Réponse n°7544 - Réponse publiée au JO le : 27/11/2007 page : 7495

Texte de la question :

« Mme Marie-Jo Zimmermann attire l'attention de M. le ministre d'État, ministre de l'écologie, du développement et de l'aménagement durables, sur le cas d'une demande de permis de construire qui n'a pas été rejetée dans le délai de deux mois. Dans cette hypothèse, le permis de construire est accordé tacitement. Elle souhaiterait savoir si dans le délai de deux mois suivant l'octroi tacite du permis de construire l'administration peut prendre une décision retirant ledit permis au motif qu'il est toujours possible pour l'administration de changer d'avis dans le délai de deux mois ».

Texte de la réponse :

« Aux termes de l'article L. 424-5 du code de l'urbanisme, en vigueur à compter du 1er octobre 2007, le permis de construire tacite ne peut être retiré que s'il est illégal et dans les trois mois suivant la date à laquelle il est intervenu. Passé ce délai, le permis ne peut être retiré que sur demande explicite de son bénéficiaire. Pour les permis tacites soumis au régime antérieur au 1er octobre 2007, le retrait est également possible dans les conditions prévues par l'article 24 de la loi du 12 avril 2000 sur les droits des citoyens dans leurs relations avec les administrations. Cet article autorise le retrait des permis tacites illégaux pendant le délai de recours contentieux si des mesures d'information des tiers ont été mises en oeuvre, ou pendant deux mois à compter de la date du permis en l'absence de mesures d'information des tiers. Il autorise également le retrait pendant la durée de l'instance si un recours contentieux a été formé contre le permis. Que le permis soit soumis au régime antérieur ou postérieur au 1er octobre 2007, l'autorité compétente devra mettre en oeuvre la procédure contradictoire prévue par l'article 24 de la loi du 12 avril 2000 précitée et qui permet au titulaire du permis de présenter ses observations préalablement au retrait ».

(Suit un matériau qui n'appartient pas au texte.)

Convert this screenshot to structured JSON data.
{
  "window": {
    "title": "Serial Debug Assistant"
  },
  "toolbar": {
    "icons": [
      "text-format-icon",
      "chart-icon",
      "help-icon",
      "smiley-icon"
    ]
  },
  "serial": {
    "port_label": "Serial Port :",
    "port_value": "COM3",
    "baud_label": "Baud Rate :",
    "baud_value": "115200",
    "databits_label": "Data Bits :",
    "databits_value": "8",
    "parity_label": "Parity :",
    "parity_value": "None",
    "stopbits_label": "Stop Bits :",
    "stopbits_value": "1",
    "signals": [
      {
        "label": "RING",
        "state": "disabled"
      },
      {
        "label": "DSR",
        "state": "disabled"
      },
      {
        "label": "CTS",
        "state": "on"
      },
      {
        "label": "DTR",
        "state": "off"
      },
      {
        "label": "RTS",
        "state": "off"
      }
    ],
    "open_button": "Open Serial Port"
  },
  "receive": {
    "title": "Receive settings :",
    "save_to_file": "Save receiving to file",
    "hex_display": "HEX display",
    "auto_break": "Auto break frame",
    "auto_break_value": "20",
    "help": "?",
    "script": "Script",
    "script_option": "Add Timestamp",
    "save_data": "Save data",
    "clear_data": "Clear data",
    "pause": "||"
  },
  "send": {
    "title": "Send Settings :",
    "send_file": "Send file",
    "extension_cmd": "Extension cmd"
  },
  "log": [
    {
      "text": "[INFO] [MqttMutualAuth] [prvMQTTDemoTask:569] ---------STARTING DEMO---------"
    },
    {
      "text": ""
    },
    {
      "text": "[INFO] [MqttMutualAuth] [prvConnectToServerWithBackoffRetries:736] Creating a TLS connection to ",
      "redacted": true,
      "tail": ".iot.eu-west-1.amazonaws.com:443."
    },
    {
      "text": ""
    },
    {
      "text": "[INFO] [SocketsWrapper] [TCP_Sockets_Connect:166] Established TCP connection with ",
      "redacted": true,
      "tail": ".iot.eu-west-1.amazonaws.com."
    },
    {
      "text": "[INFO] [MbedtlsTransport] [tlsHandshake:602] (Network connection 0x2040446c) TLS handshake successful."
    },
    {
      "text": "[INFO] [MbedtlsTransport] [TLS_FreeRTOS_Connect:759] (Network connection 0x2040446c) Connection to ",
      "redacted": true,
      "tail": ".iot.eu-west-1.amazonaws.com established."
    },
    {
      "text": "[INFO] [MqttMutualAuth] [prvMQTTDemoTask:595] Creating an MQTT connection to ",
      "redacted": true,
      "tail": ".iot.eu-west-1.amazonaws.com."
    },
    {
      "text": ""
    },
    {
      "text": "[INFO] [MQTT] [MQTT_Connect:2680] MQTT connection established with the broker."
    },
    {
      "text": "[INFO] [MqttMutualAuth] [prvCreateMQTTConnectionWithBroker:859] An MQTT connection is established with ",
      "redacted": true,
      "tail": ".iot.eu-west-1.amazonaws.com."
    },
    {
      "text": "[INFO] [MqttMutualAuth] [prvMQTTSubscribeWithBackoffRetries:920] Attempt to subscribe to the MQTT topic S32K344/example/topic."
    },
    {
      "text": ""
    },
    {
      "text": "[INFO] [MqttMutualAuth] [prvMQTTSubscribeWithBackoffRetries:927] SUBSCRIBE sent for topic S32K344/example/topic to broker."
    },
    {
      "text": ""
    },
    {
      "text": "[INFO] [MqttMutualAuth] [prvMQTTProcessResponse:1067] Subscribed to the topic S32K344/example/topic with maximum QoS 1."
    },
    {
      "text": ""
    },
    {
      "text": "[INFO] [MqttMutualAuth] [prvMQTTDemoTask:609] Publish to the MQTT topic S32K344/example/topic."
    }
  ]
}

On relèvera que la réponse évite subtilement (« en vigueur à compter du 1er octobre 2007 » & « pour les permis tacites soumis au régime antérieur au 1er octobre 2007 »…) de trancher la principale question posée par le nouvel article L.424-5 du Code de l’urbanisme : s’applique-t-il également, à compter du 1er octobre 2007, aux permis délivrés avant cette date ?

Tel nous semble, toutefois, pouvoir être le cas, pour les permis de construire et les permis de démolir, faute de disposition transitoire prévue par l’article L.424-5 du Code de l’urbanisme.

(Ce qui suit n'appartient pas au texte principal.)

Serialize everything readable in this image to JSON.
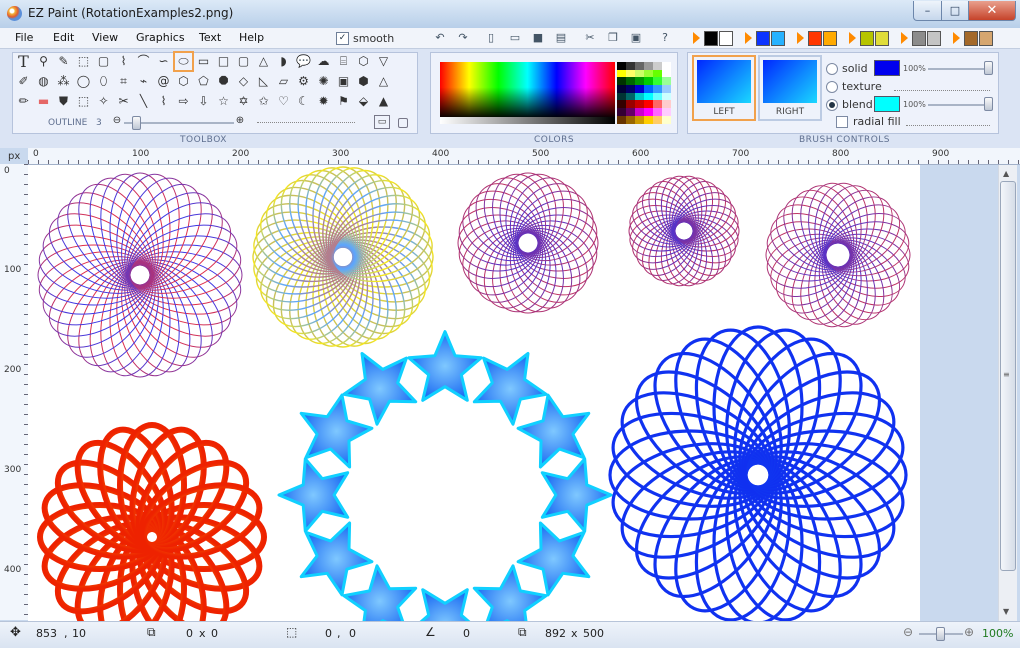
{
  "window": {
    "title": "EZ Paint (RotationExamples2.png)",
    "minimize": "–",
    "maximize": "□",
    "close": "✕"
  },
  "menu": [
    "File",
    "Edit",
    "View",
    "Graphics",
    "Text",
    "Help"
  ],
  "toolbar": {
    "smooth_label": "smooth",
    "smooth_checked": "✓"
  },
  "toolbox": {
    "label": "TOOLBOX",
    "outline_label": "OUTLINE",
    "outline_value": "3"
  },
  "colors": {
    "label": "COLORS"
  },
  "brush": {
    "label": "BRUSH CONTROLS",
    "left_label": "LEFT",
    "right_label": "RIGHT",
    "solid_label": "solid",
    "texture_label": "texture",
    "blend_label": "blend",
    "radial_label": "radial fill",
    "solid_pct": "100%",
    "blend_pct": "100%",
    "solid_color": "#0000ee",
    "blend_color": "#00ffff"
  },
  "ruler": {
    "unit": "px",
    "top": [
      "0",
      "100",
      "200",
      "300",
      "400",
      "500",
      "600",
      "700",
      "800",
      "900"
    ],
    "left": [
      "0",
      "100",
      "200",
      "300",
      "400"
    ]
  },
  "status": {
    "cursor_x": "853",
    "cursor_sep": ",",
    "cursor_y": "10",
    "sel_w": "0",
    "sel_x": "x",
    "sel_h": "0",
    "pos_x": "0",
    "pos_sep": ",",
    "pos_y": "0",
    "angle": "0",
    "img_w": "892",
    "img_x": "x",
    "img_h": "500",
    "zoom": "100%"
  }
}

On précisera, en effet, que l’article 4 du décret n°2007-817 du 11 mai 2007 en ce qu’il dispose que « les demandes de permis de construire et d'autorisations prévues par le code de l'urbanisme déposées avant le 1er octobre 2007 demeurent soumises aux règles de compétence, de forme et de procédure en vigueur à la date de leur dépôt » ne régit que le « traitement » des demandes et n’a donc pas vocation à organiser le sort des décisions subséquentes et, notamment, leur retrait.

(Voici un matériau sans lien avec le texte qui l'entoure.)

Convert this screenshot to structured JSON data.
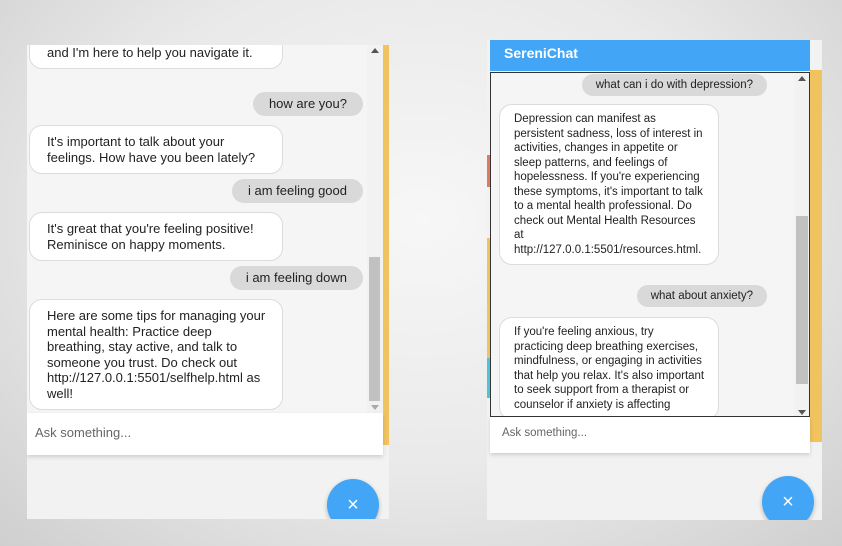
{
  "left_chat": {
    "messages": [
      {
        "role": "bot",
        "text": "have. Your well-being is important, and I'm here to help you navigate it."
      },
      {
        "role": "user",
        "text": "how are you?"
      },
      {
        "role": "bot",
        "text": "It's important to talk about your feelings. How have you been lately?"
      },
      {
        "role": "user",
        "text": "i am feeling good"
      },
      {
        "role": "bot",
        "text": "It's great that you're feeling positive! Reminisce on happy moments."
      },
      {
        "role": "user",
        "text": "i am feeling down"
      },
      {
        "role": "bot",
        "text": "Here are some tips for managing your mental health: Practice deep breathing, stay active, and talk to someone you trust. Do check out http://127.0.0.1:5501/selfhelp.html as well!"
      }
    ],
    "input_placeholder": "Ask something...",
    "close_icon": "×"
  },
  "right_chat": {
    "title": "SereniChat",
    "messages": [
      {
        "role": "user",
        "text": "what can i do with depression?"
      },
      {
        "role": "bot",
        "text": "Depression can manifest as persistent sadness, loss of interest in activities, changes in appetite or sleep patterns, and feelings of hopelessness. If you're experiencing these symptoms, it's important to talk to a mental health professional. Do check out Mental Health Resources at http://127.0.0.1:5501/resources.html."
      },
      {
        "role": "user",
        "text": "what about anxiety?"
      },
      {
        "role": "bot",
        "text": "If you're feeling anxious, try practicing deep breathing exercises, mindfulness, or engaging in activities that help you relax. It's also important to seek support from a therapist or counselor if anxiety is affecting"
      }
    ],
    "input_placeholder": "Ask something...",
    "close_icon": "×"
  },
  "colors": {
    "accent_blue": "#42a5f5",
    "accent_yellow": "#f1c35f",
    "user_bubble": "#d9d9d9"
  }
}
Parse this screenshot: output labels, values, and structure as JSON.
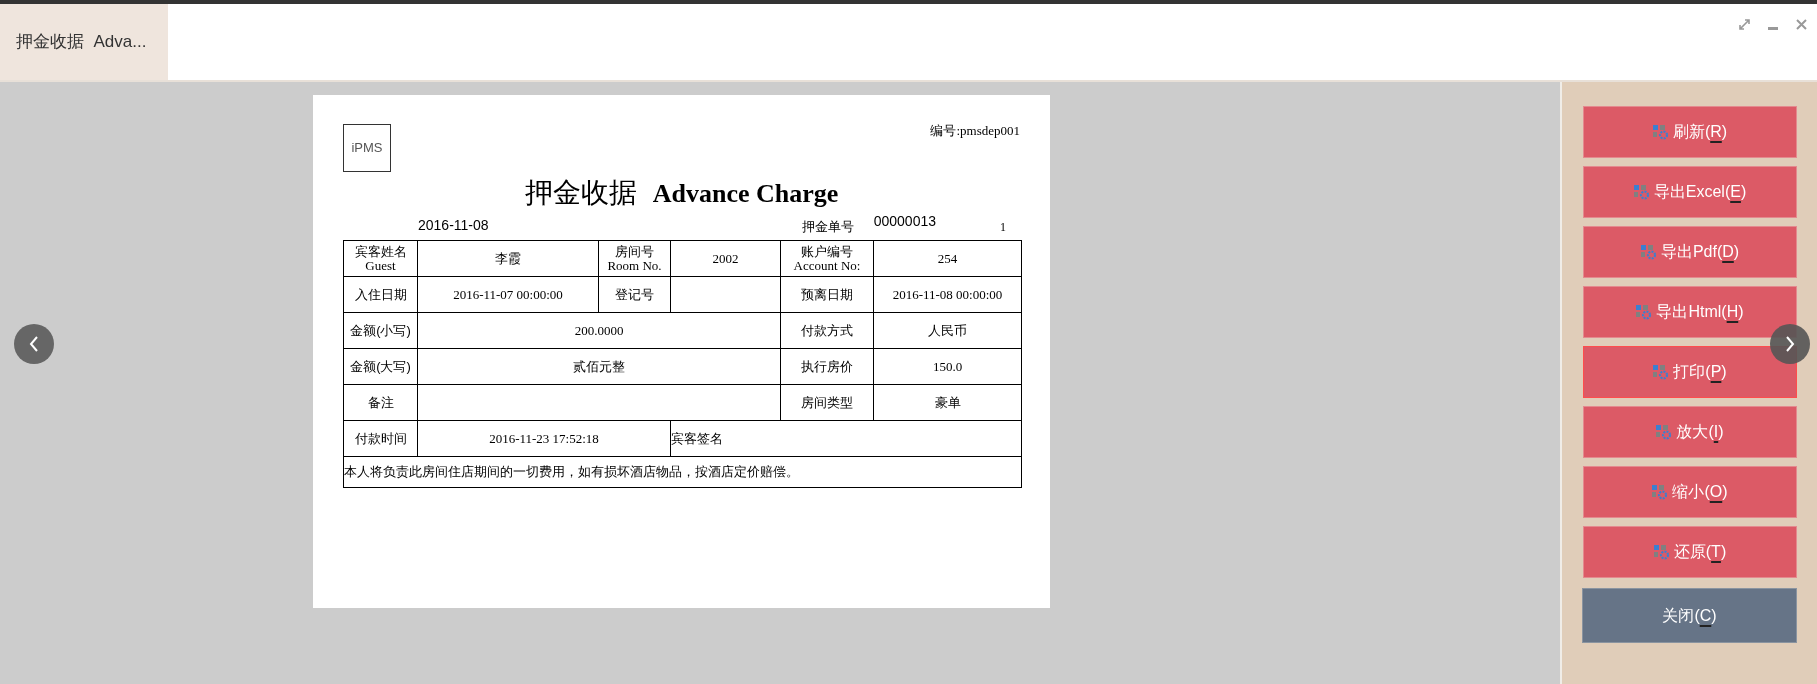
{
  "tab": {
    "label": "押金收据  Adva...",
    "selected": true
  },
  "document": {
    "logo": "iPMS",
    "code": "编号:pmsdep001",
    "title_cn": "押金收据",
    "title_en": "Advance Charge",
    "date": "2016-11-08",
    "number_label": "押金单号",
    "number": "00000013",
    "page": "1",
    "rows": [
      [
        {
          "kind": "label",
          "text": "宾客姓名",
          "sub": "Guest"
        },
        {
          "kind": "value",
          "text": "李霞"
        },
        {
          "kind": "label",
          "text": "房间号",
          "sub": "Room No."
        },
        {
          "kind": "value",
          "text": "2002"
        },
        {
          "kind": "label",
          "text": "账户编号",
          "sub": "Account No:"
        },
        {
          "kind": "value",
          "text": "254"
        }
      ],
      [
        {
          "kind": "label",
          "text": "入住日期"
        },
        {
          "kind": "value",
          "text": "2016-11-07 00:00:00"
        },
        {
          "kind": "label",
          "text": "登记号"
        },
        {
          "kind": "value"
        },
        {
          "kind": "label",
          "text": "预离日期"
        },
        {
          "kind": "value",
          "text": "2016-11-08 00:00:00"
        }
      ]
    ],
    "amount_rows": [
      [
        {
          "kind": "label",
          "text": "金额(小写)"
        },
        {
          "kind": "value",
          "text": "200.0000"
        },
        {
          "kind": "label",
          "text": "付款方式"
        },
        {
          "kind": "value",
          "text": "人民币"
        }
      ],
      [
        {
          "kind": "label",
          "text": "金额(大写)"
        },
        {
          "kind": "value",
          "text": "贰佰元整"
        },
        {
          "kind": "label",
          "text": "执行房价"
        },
        {
          "kind": "value",
          "text": "150.0"
        }
      ],
      [
        {
          "kind": "label",
          "text": "备注"
        },
        {
          "kind": "value"
        },
        {
          "kind": "label",
          "text": "房间类型"
        },
        {
          "kind": "value",
          "text": "豪单"
        }
      ]
    ],
    "payment_time": {
      "label": "付款时间",
      "value": "2016-11-23 17:52:18"
    },
    "signature_label": "宾客签名",
    "statement": "本人将负责此房间住店期间的一切费用，如有损坏酒店物品，按酒店定价赔偿。"
  },
  "buttons": [
    {
      "kind": "action",
      "before": "刷新(",
      "hotkey": "R",
      "after": ")",
      "focused": false
    },
    {
      "kind": "action",
      "before": "导出Excel(",
      "hotkey": "E",
      "after": ")",
      "focused": false
    },
    {
      "kind": "action",
      "before": "导出Pdf(",
      "hotkey": "D",
      "after": ")",
      "focused": false
    },
    {
      "kind": "action",
      "before": "导出Html(",
      "hotkey": "H",
      "after": ")",
      "focused": false
    },
    {
      "kind": "action",
      "before": "打印(",
      "hotkey": "P",
      "after": ")",
      "focused": true
    },
    {
      "kind": "action",
      "before": "放大(",
      "hotkey": "I",
      "after": ")",
      "focused": false
    },
    {
      "kind": "action",
      "before": "缩小(",
      "hotkey": "O",
      "after": ")",
      "focused": false
    },
    {
      "kind": "action",
      "before": "还原(",
      "hotkey": "T",
      "after": ")",
      "focused": false
    },
    {
      "kind": "close",
      "before": "关闭(",
      "hotkey": "C",
      "after": ")"
    }
  ]
}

Or, à titre d’exemple, sous l’empire de l’ancien article L.421-2-8 du Code de l’urbanisme dont on rappellera qu’il disposait que « les demandes de permis de construire sur lesquelles il n'a pas été statué à la date du transfert de compétences continuent d'être instruites et font l'objet de décisions dans les conditions prévues par les dispositions en vigueur au moment de leur dépôt », il a néanmoins été jugé qu’en conséquence de l’intervention d’un transfert de compétences pour la délivrance des autorisations d’urbanisme intervenu entre ces deux décisions, un maire était compétent pour retirer au nom de la commune un permis de construire précédemment délivré par le préfet au nom de l’Etat (CE. 7 octobre 1994, Joly, req. n°90344).

Mais surtout, le nouvel article L.424-5 du Code de l’urbanisme conditionne non pas la légalité des autorisations d’urbanisme qu’il vise mais régit uniquement la légalité des décisions de retrait de ces dernières pour ce qui concerne le délai dans lequel elles interviennent.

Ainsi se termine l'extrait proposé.